Die Ferien beginnen, das Wochenende ist lang und der ADAC warnt vor Stau. Was nun? Losfahren, warten im Zweifelsfall die Pläne ändern?
Pro: Einfach mal losfahren
Der Stau hat den miesesten Ruf. Alle wollen ihn meiden – mit den unterschiedlichsten Strategien. Fahren also zu Ferienbeginn früher los, weil sie hoffen, dass mit ihnen nicht allzu viel andere auf die Idee kommen oder halt einfach noch zu müde sind, stehen dann am Irschenberg ungläubig in der Kolonne. Fahren sehr viel später los, gefühlt auch schlau, stehen dann am Irschenberg ungläubig in der Kolonne. Oder aber sie lassen sich leiten, vom Navigationssystem nämlich, fahren schon vor dem Irschenberg ab von der Autobahn und stehen dann auf der Landstraße ungläubig in der Kolonne.

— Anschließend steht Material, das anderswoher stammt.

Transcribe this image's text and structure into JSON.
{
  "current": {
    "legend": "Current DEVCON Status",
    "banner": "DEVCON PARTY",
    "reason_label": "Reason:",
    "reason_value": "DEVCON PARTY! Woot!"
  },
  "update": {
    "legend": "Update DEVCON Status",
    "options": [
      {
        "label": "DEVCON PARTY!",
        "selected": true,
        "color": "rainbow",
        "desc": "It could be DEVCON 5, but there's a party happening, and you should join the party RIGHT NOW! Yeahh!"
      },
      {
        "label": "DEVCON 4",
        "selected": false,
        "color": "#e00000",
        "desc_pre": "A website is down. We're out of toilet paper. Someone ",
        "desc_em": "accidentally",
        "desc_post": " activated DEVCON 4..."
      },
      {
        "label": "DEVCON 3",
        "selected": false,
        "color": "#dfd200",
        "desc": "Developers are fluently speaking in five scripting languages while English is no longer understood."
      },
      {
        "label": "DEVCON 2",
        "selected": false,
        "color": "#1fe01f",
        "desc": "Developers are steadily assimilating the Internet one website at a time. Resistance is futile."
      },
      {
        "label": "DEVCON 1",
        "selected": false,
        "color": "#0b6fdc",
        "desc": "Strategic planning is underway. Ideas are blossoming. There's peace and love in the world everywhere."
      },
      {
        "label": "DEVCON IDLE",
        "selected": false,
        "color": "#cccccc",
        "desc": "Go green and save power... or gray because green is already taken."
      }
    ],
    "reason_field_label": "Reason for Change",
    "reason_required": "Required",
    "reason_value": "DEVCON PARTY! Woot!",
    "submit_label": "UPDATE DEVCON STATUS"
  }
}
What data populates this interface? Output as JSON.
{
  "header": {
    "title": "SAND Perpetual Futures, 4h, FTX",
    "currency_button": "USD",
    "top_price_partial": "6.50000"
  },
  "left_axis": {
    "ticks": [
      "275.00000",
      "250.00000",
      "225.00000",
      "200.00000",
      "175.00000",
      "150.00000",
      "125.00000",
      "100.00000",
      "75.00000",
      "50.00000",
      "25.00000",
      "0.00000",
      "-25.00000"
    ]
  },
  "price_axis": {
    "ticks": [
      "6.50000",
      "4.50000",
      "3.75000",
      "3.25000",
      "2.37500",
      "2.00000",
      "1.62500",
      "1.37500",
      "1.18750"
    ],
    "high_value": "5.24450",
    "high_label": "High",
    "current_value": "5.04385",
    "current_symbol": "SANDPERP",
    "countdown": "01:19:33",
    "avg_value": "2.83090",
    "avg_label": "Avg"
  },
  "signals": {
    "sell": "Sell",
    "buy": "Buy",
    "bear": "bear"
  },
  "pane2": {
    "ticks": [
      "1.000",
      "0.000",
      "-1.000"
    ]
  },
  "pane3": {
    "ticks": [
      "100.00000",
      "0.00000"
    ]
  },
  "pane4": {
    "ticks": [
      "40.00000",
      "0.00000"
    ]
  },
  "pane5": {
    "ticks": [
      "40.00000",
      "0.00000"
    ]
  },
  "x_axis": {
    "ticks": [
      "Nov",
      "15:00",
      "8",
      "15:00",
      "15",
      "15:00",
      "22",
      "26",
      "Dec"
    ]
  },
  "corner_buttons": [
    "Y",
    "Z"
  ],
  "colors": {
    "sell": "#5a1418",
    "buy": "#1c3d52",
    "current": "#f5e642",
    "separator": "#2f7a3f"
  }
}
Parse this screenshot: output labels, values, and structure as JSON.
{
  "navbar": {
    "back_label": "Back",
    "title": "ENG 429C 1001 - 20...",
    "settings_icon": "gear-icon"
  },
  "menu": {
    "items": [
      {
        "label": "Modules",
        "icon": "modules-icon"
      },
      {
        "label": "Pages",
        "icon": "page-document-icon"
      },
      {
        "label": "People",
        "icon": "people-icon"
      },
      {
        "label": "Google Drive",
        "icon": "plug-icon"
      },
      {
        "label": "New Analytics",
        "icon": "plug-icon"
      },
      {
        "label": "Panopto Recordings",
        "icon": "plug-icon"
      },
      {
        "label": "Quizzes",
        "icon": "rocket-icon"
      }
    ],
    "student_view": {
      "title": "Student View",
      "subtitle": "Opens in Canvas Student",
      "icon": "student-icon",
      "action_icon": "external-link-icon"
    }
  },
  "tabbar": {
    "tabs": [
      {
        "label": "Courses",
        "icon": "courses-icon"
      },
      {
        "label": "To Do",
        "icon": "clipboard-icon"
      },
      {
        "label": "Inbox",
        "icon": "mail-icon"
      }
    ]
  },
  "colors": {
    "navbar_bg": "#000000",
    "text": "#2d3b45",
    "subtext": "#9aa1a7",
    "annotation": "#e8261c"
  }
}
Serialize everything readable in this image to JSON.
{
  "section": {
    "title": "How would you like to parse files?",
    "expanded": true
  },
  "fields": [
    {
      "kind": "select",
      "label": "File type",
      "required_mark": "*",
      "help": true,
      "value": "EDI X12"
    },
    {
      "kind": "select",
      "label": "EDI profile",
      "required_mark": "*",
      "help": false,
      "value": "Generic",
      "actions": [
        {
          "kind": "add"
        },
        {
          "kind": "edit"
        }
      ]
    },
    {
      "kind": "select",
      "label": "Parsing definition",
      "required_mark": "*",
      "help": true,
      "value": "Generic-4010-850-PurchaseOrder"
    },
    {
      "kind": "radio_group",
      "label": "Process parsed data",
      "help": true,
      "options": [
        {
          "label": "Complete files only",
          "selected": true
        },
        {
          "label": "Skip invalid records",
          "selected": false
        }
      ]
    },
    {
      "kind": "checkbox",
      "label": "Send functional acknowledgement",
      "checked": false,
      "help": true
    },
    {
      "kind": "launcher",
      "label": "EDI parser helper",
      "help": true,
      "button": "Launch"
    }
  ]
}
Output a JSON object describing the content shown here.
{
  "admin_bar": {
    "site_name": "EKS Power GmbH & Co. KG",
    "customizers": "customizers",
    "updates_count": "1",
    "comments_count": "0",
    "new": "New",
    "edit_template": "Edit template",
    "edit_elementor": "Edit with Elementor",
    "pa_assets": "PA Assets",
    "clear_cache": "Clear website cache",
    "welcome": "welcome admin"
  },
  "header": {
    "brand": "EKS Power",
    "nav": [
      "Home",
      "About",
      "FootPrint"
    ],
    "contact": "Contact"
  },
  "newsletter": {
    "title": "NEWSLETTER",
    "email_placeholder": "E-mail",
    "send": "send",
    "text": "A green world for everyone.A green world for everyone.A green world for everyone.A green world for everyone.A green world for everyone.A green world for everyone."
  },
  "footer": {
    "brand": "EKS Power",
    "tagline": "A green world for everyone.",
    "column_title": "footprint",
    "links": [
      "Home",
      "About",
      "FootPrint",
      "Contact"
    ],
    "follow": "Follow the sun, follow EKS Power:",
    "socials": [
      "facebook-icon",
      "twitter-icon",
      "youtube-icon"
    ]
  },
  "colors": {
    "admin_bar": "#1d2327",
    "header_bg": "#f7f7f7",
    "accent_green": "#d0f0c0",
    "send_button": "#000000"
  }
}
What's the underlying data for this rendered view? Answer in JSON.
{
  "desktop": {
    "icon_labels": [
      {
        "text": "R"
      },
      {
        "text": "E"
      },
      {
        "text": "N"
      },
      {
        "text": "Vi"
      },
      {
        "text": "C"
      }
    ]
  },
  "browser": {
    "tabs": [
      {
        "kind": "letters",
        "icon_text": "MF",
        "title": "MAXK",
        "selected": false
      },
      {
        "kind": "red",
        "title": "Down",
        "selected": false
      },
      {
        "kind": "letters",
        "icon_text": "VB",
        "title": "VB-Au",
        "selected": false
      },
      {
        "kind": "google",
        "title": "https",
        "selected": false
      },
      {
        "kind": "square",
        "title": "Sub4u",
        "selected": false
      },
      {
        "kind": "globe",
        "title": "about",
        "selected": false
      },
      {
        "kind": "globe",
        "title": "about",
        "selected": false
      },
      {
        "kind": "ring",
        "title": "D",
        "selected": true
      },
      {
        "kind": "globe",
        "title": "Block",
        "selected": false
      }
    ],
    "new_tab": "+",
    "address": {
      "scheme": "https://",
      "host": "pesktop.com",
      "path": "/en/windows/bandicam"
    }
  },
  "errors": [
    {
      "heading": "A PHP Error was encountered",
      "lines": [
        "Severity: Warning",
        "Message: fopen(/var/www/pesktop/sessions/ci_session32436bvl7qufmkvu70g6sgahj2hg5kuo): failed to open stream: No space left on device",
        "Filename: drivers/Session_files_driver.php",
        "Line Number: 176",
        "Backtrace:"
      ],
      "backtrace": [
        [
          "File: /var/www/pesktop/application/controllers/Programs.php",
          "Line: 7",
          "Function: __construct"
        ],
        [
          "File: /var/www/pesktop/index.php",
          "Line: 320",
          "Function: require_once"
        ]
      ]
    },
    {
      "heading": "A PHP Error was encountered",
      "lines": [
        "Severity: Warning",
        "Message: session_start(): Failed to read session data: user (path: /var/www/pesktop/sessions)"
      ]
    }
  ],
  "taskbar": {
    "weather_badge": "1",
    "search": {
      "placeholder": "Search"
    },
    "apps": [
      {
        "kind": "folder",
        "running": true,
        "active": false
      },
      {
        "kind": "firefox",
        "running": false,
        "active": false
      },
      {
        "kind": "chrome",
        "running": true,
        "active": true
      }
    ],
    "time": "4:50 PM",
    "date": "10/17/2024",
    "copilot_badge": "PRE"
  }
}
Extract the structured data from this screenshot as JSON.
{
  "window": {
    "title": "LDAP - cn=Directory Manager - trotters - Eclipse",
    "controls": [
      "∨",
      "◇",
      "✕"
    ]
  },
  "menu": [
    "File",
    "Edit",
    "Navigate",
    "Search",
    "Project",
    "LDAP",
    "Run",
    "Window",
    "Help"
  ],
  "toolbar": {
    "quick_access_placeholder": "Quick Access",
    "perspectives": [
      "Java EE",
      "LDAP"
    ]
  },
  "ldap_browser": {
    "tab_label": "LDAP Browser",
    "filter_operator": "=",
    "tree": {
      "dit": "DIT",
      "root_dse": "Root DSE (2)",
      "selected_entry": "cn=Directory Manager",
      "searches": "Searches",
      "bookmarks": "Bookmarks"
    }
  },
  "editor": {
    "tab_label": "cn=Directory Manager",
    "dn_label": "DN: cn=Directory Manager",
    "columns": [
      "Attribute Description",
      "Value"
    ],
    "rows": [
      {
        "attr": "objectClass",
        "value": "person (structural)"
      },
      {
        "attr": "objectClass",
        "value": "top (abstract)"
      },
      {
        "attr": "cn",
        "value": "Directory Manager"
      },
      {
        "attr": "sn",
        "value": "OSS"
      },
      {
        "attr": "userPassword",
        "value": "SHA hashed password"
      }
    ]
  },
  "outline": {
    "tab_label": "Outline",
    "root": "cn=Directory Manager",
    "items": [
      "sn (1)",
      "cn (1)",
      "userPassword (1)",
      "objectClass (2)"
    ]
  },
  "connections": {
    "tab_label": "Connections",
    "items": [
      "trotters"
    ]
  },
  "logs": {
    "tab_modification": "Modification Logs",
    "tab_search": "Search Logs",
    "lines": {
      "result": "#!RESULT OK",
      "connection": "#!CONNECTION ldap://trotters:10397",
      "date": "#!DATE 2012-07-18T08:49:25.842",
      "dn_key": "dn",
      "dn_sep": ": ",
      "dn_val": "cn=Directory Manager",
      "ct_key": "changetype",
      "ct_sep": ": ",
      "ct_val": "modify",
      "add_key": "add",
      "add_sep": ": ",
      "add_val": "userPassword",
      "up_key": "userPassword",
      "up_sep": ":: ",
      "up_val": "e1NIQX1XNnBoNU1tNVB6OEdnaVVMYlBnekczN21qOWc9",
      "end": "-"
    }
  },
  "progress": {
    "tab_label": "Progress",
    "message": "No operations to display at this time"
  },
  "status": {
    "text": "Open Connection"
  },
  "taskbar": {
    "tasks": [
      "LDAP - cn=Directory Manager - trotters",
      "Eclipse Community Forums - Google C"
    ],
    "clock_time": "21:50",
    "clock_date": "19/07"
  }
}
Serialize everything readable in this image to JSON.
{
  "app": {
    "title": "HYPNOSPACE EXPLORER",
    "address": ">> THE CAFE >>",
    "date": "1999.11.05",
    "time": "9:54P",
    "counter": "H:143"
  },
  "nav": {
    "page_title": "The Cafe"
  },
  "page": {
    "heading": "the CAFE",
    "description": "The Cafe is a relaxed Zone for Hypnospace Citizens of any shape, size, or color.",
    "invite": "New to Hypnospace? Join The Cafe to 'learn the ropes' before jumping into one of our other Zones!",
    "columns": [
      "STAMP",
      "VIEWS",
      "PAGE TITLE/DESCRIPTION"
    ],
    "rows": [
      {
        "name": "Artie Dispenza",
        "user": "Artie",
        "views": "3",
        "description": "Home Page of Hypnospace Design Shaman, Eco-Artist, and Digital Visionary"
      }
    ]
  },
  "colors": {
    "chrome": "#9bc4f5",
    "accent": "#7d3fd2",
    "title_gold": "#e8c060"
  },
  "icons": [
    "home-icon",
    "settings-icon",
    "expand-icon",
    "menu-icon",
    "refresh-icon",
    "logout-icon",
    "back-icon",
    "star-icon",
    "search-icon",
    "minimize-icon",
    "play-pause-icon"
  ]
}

Was man als Autofahrer natürlich auch machen kann: Gar nicht erst losfahren, stattdessen Radio hören und sich bei den Verkehrsmeldungen freuen. Ha, zwanzig Kilometer am Irschenberg, nicht mit uns, lieber Stau. Wobei man dabei natürlich dann zu Hause auf dem Sofa sitzt, wo man ja definitiv eigentlich gerade nicht sitzen will. Ist das also wirklich eine Alternative? Will man sich vom Stau diktieren lassen, wann man losfährt, wo man hinfährt? Fühlt man sich da nicht wie ein armes Würstchen?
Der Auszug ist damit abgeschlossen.